Pandora’s Box, a recently remodeled discotheque, has survived as a gay establishment in Guatemala for over 20 years, although it was understandably less popular in the days of the civil war that ended in 1996. It was filled to capacity on a Saturday night. There were two dance floors, as well as a rooftop patio, and even a "dark room." A fashion show sponsored by a local boutique was programmed for 1 a.m. Outside, parked cars lined the streets for blocks. Almost everyone inside was under-30, and relaxed. You would have thought you were in New York.

But leaving the bar, the bone-chilling wind of the Guatemalan night reminds you of the culture of violence in Guatemala and its hostility toward men and women who do not live up to the cultural stereotypes of how they are supposed to be. Several transvestites and gay men have been killed in recent years.

"In Guatemala as in the other Central American nations, there are still serious problems for gays and lesbians," says OASIS director, Ruben Mayorga. "Physical violence against our community is common. Only about five percent of the gay population here even goes to the bars. Most gay Guatemalans are completely in the closet, afraid of anyone knowing about their sexual preference."

Public cruising is a popular, if dangerous, way for gay men in Guatemala to link up. In the area surrounding the capital’s Cathedral square it is easy to meet men, if you’re willing to take a risk. Many are reportedly young, "gay for pay" immigrants from Honduras and El Salvador, desperately in need of cash. El Encuentro, Ephebus, and Eclipse, Guatemala’s three other major gay bars, are also in this area.

El Encuentro Bar: Hotbed of AIDS Activism

El Encuentro is a surprisingly quiet bar, given its location in the back of the Capitol Center, a popular shopping mall. Early on a Friday evening, half a dozen gay couples were seated at tables. Mario Andrade, the owner, came in and personally greeted each of the guests. Andrade has been a pioneering figure in gay life in Guatemala for the past thirty years. Over ‘bocas’ (snacks) he told me that he has run El Encuentro for 17 years, surviving numerous raids. "But things are much better now," he said, noting that last year he opened the Ephebus, a discotheque, just a few blocks away.
"Gays here are learning to accept themselves. That is the first step. We have created some spaces. Now we need to continue to receive respect from the heterosexual community," Andrade said.

Besides running two businesses, Andrade heads APAES, an AIDS prevention and support organization that helps people living with AIDS in Guatemala, both straight and gay. For years, he has traveled to Miami to seek the donated medications that APAES distributes. Only about 15% of Guatemalans living with AIDS have access to anti-retroviral medications. The rest rely on infrequent donations.

There are 4,000 registered AIDS cases in Guatemala. Half of them are probably gay or bisexual men, although the official figures are much lower. Says Ruben Mayorga, of OASIS: "The ‘machista’ culture in Central America forces most gay men to remain underground. They are too afraid and too repressed to report their actual sexual preference to anyone, much less government health care authorities."

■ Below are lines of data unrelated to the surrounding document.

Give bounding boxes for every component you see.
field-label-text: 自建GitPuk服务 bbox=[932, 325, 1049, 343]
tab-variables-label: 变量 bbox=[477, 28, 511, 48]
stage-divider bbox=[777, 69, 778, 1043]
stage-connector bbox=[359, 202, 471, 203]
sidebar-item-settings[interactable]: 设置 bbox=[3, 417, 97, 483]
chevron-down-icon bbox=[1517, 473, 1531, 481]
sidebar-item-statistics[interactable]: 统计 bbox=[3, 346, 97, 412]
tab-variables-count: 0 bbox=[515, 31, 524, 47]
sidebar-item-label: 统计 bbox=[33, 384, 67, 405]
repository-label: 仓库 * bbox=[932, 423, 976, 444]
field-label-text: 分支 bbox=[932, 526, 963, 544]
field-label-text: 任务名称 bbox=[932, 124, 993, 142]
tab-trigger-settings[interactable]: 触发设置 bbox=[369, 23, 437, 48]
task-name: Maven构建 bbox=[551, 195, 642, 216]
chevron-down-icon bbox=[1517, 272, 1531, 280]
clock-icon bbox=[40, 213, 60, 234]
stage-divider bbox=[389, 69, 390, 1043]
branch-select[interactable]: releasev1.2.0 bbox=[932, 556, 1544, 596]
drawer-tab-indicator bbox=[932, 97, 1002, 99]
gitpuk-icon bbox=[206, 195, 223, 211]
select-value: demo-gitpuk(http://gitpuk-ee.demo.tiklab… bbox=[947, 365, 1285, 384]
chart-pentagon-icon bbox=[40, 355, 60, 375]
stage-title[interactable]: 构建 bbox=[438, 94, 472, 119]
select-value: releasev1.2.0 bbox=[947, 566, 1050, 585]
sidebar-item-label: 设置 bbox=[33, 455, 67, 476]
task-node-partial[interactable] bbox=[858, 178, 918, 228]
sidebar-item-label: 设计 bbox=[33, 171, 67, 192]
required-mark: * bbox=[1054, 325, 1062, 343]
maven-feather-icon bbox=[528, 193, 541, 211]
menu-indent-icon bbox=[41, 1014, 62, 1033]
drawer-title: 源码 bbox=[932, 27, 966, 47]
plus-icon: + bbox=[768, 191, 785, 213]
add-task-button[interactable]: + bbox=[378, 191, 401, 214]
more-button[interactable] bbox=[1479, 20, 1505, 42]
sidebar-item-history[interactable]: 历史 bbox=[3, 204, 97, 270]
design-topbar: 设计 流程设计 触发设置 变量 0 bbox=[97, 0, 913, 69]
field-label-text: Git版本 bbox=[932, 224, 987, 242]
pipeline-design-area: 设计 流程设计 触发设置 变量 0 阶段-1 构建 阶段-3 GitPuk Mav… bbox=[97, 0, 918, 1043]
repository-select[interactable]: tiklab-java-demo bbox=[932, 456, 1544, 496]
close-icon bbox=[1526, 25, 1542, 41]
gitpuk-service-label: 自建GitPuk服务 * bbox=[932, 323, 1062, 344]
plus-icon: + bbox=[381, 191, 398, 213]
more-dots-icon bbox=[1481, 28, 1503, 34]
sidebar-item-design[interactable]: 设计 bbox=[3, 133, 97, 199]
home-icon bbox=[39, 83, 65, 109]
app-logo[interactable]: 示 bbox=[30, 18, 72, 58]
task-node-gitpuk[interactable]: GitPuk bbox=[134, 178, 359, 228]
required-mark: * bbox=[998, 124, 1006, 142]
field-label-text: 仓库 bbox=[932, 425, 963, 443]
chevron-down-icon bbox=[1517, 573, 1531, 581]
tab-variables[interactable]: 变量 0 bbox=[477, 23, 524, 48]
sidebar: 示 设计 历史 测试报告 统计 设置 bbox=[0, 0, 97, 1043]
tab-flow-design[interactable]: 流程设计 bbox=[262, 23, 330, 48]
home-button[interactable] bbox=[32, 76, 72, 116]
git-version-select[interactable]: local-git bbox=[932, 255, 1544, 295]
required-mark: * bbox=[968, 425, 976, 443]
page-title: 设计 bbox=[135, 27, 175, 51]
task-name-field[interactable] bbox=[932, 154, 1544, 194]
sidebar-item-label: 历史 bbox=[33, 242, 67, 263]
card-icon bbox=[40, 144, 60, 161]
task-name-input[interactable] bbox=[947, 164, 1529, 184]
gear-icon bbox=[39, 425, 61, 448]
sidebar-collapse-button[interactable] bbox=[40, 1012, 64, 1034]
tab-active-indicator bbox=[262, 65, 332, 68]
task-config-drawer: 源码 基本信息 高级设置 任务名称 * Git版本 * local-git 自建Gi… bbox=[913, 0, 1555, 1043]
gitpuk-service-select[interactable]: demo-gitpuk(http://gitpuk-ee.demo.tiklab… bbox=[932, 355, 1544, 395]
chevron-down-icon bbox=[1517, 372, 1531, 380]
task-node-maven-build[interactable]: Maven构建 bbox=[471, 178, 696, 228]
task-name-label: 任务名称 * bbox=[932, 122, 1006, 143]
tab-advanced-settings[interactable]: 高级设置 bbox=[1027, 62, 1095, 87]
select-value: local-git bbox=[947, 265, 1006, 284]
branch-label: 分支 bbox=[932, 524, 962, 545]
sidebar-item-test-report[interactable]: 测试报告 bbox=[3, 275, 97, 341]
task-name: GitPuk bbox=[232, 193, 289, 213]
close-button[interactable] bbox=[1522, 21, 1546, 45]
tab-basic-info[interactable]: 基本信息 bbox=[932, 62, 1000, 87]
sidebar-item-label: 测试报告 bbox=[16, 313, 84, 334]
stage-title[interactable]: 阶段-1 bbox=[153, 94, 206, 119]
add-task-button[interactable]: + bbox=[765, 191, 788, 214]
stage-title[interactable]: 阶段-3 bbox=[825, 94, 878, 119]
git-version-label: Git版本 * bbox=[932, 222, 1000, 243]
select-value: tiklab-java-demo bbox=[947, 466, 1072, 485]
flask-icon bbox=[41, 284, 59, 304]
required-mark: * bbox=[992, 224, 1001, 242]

Douglas Lara told me that more than twenty of his gay friends here have died of AIDS. "It is a shame," he says, "because in the U.S. these medications are readily available, but who in Guatemala can afford to pay $800 per month? Corporate greed and international indifference are killing my country’s gay men."

Richard Stern is Director of the Agua Buena Human Rights Association in San Jose, Costa Rica. He works to improve access to treatment for people living with HIV/AIDS in Central America.